High court judge questioned on tough character at JSC ConCourt interviews
Johannesburg - High Court Judge Fayeeza Kathree-Setiloane, who is vying for a position at the Constitutional Court, had to defend her previous record on allegations she was impatient towards her juniors and legal counsel, who have come before her court.
The Judicial Services Commission (JSC) is this week interviewing eight candidates for two vacant posts at the Constitutional Court.
Kathree-Setiloane was a researcher at the apex court's founding in 1995, and was appointed to the Gauteng bench in 2010.
She was the second candidate to be interviewed on Monday. She had previously been interviewed for a role at the apex court and had faced questions regarding an alleged squabble with her law clerk.
The judge explained during the latest round that the matter had been settled and she had been found to have done nothing wrong regarding the allegations made against her.
Kathree-Setiloane's interview was dominated by questions from commissioners, about her character and tough personality.
Commissioner Thandazani Madonsela questioned her regarding his own experience before her court, where she appeared to have high standards and was quite firm. Madonsela lost that case before the judge.
Kathree-Setiolane explained that her duty was to uphold the standards of the court and that her firmness and standards were not meant to disparage people.
"I expect high standards and I do it to uphold the standards of the profession. I have allowed evidence to be led, even though I may have been impatient. Being a judge is not easy. I am not a mellow person, but I try must best," the judge explained.

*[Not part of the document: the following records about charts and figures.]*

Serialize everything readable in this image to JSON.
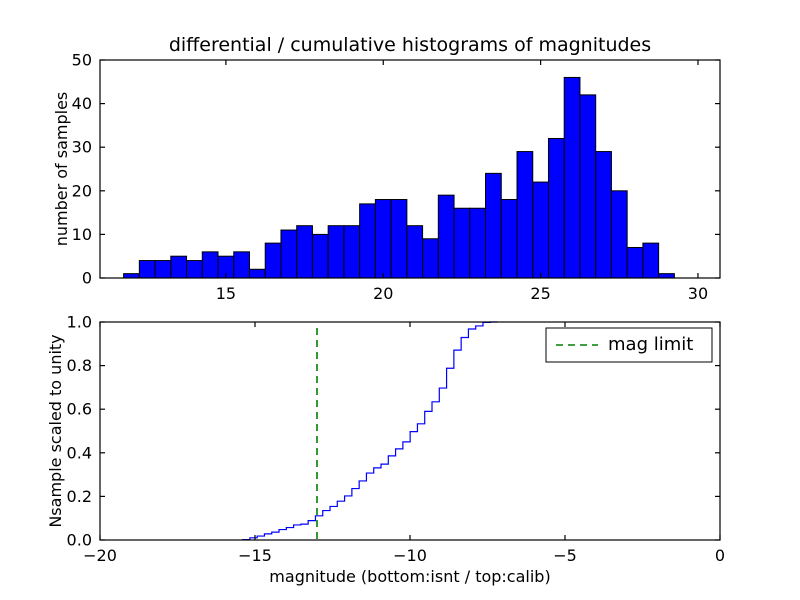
{
  "figure": {
    "background": "#ffffff"
  },
  "chart_data": [
    {
      "type": "bar",
      "name": "differential-histogram-calib",
      "title": "differential / cumulative histograms of magnitudes",
      "xlabel": "",
      "ylabel": "number of samples",
      "xlim": [
        11.0,
        30.7
      ],
      "ylim": [
        0,
        50
      ],
      "grid": false,
      "bar_color": "#0000ff",
      "bar_edge_color": "#000000",
      "bin_start": 11.75,
      "bin_width": 0.5,
      "counts": [
        1,
        4,
        4,
        5,
        4,
        6,
        5,
        6,
        2,
        8,
        11,
        12,
        10,
        12,
        12,
        17,
        18,
        18,
        12,
        9,
        19,
        16,
        16,
        24,
        18,
        29,
        22,
        32,
        46,
        42,
        29,
        20,
        7,
        8,
        1
      ],
      "xticks": [
        {
          "v": 15,
          "label": "15"
        },
        {
          "v": 20,
          "label": "20"
        },
        {
          "v": 25,
          "label": "25"
        },
        {
          "v": 30,
          "label": "30"
        }
      ],
      "yticks": [
        {
          "v": 0,
          "label": "0"
        },
        {
          "v": 10,
          "label": "10"
        },
        {
          "v": 20,
          "label": "20"
        },
        {
          "v": 30,
          "label": "30"
        },
        {
          "v": 40,
          "label": "40"
        },
        {
          "v": 50,
          "label": "50"
        }
      ]
    },
    {
      "type": "line",
      "name": "cumulative-histogram-isnt",
      "style": "step",
      "title": "",
      "xlabel": "magnitude (bottom:isnt / top:calib)",
      "ylabel": "Nsample scaled to unity",
      "xlim": [
        -20,
        0
      ],
      "ylim": [
        0.0,
        1.0
      ],
      "grid": false,
      "line_color": "#0000ff",
      "step_start": -15.4,
      "step_width": 0.235,
      "cumulative_fraction": [
        0.002,
        0.01,
        0.018,
        0.028,
        0.036,
        0.048,
        0.057,
        0.069,
        0.073,
        0.089,
        0.111,
        0.135,
        0.154,
        0.178,
        0.202,
        0.236,
        0.271,
        0.307,
        0.331,
        0.348,
        0.386,
        0.418,
        0.45,
        0.497,
        0.533,
        0.59,
        0.634,
        0.697,
        0.788,
        0.871,
        0.929,
        0.968,
        0.982,
        0.998,
        1.0
      ],
      "vline": {
        "x": -13,
        "color": "#008000",
        "linestyle": "dashed",
        "label": "mag limit"
      },
      "legend": {
        "location": "upper right",
        "entries": [
          {
            "label": "mag limit",
            "color": "#008000",
            "linestyle": "dashed"
          }
        ]
      },
      "xticks": [
        {
          "v": -20,
          "label": "−20"
        },
        {
          "v": -15,
          "label": "−15"
        },
        {
          "v": -10,
          "label": "−10"
        },
        {
          "v": -5,
          "label": "−5"
        },
        {
          "v": 0,
          "label": "0"
        }
      ],
      "yticks": [
        {
          "v": 0,
          "label": "0.0"
        },
        {
          "v": 0.2,
          "label": "0.2"
        },
        {
          "v": 0.4,
          "label": "0.4"
        },
        {
          "v": 0.6,
          "label": "0.6"
        },
        {
          "v": 0.8,
          "label": "0.8"
        },
        {
          "v": 1.0,
          "label": "1.0"
        }
      ]
    }
  ]
}
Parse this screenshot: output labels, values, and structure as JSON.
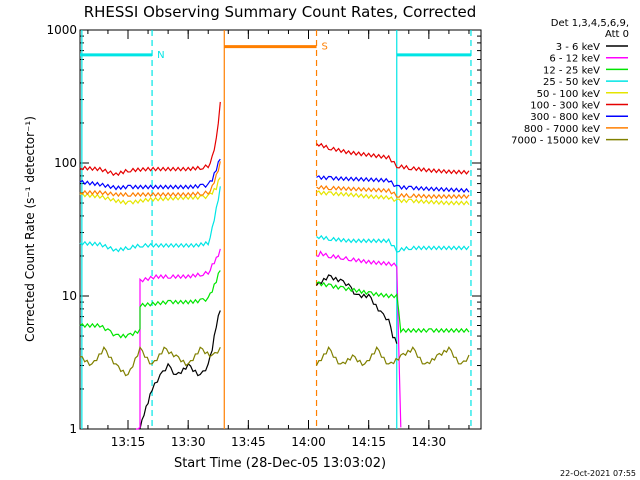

Kathree-Setiloane also faced a comment from EFF leader Julius Malema, a fellow JSC commissioner, who accused her of being condescending towards her juniors.
The judge defended herself and denied being rude, and explained that calling younger juniors "youth" was not a disparaging term.
Malema also questioned her understanding of judicial overreach. The judge explained that it is when courts intervene in matters of the executive.
Kathree-Setiloane cited the Constitutional Court's 2017 judgment, involving Parliament and the EFF and others. She said the court had been criticised for being involved in Parliament matters, but the court's involvement was justified.
"Where there is a fundamental right that is infringed, we are duty-bound to intervene," she explained.
Kathree-Setiloane explained that she believes judges should only speak through their judgments. She said it is safer for judges to rely on the legal bar to defend judges and the decisions they make.
Judge Dunstan Mlambo, the president of the Joburg division of the High Court, was asked whether he ever had to intervene in a dispute between Kathree-Setiloane and a colleague?
He replied: "No".
The interview process continues on Tuesday.